Andra Group Inc., which sells lingerie and underwear at HerRoom.com and HisRoom.com, has seen the value of that strategy since switching its paid search campaign to Adlucent in February. “They’ve increased my return on ad spend by at least 100%,” says Tomima Edmark, CEO of Andra Group.
That’s been accomplished in part by tripling the 12,000 keywords Andra Group had been bidding on to include more specific terms and phrases. “For example, bra is a very generic term and there’s a ton of traffic on it, but not high conversion,” Edmark says. “They have been able to find key phrases with bra in it that turned my bra campaign profitable.”
Those phrases include specific sizes and brands, Griffin says. He says “bra” is a good example of a generic term that many online retailers would bid on and that would generate a lot of traffic but relatively few sales. That makes such terms unprofitable for a retailer paying for each click on a search results page ad.
They would also be unprofitable for Adlucent, which only gets paid by Andra Group and most retailers it works with when online shoppers makes a purchase, not when they click on an ad. That’s led Adlucent to analyze data so it can place ads when they are most likely to lead to a sale.
How does Adlucent know which searches indicate a customer is ready to buy? When someone searches for “television reviews” they’re at an early stage of the buying process and not likely to convert, Griffin says. If they search for a specific model number or brand, they’re close to buying. Searches that indicate the consumer is comparing prices also suggest someone is ready to buy. In general, Griffin says, the longer the search phrase the more likely someone is getting close to making a purchase.

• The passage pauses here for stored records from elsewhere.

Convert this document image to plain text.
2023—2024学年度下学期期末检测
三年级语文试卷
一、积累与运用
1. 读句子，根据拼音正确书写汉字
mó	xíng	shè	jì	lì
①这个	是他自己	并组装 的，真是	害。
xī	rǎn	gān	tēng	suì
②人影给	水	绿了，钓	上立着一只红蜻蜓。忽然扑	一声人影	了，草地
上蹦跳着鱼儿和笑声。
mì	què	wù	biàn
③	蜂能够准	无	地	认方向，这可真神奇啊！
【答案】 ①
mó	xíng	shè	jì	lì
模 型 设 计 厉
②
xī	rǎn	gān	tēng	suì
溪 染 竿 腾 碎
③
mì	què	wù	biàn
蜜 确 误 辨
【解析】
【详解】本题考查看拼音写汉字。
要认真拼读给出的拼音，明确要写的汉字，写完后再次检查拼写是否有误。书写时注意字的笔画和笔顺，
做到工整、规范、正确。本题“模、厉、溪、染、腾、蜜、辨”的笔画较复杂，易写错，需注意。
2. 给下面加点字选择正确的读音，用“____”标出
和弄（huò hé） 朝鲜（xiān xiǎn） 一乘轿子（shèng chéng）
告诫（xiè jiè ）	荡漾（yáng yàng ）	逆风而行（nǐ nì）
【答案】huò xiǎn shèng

There are other factors to consider, such as whether the product is favorably reviewed on the retailer’s site. For one retailer Adlucent works with, products that have at least a three-star average review convert at twice the rate of other products, Griffin says.
Seasonality is also a big factor for some products. For instance, the conversion rate on DVDs doubles during the holiday season and increases four times for video games, but those rates drop off sharply in January. Knowing that, Adlucent is likely to bid more heavily on those terms during the holidays, and cut back in January. “You have to understand season trends on a category or sub-category basis,” Griffin says. Adlucent started about a decade ago with a specialty on search campaigns in the consumer electronics field, Griffin says, and now manages campaigns in 24 product categories, mainly for online retailers with many SKUs.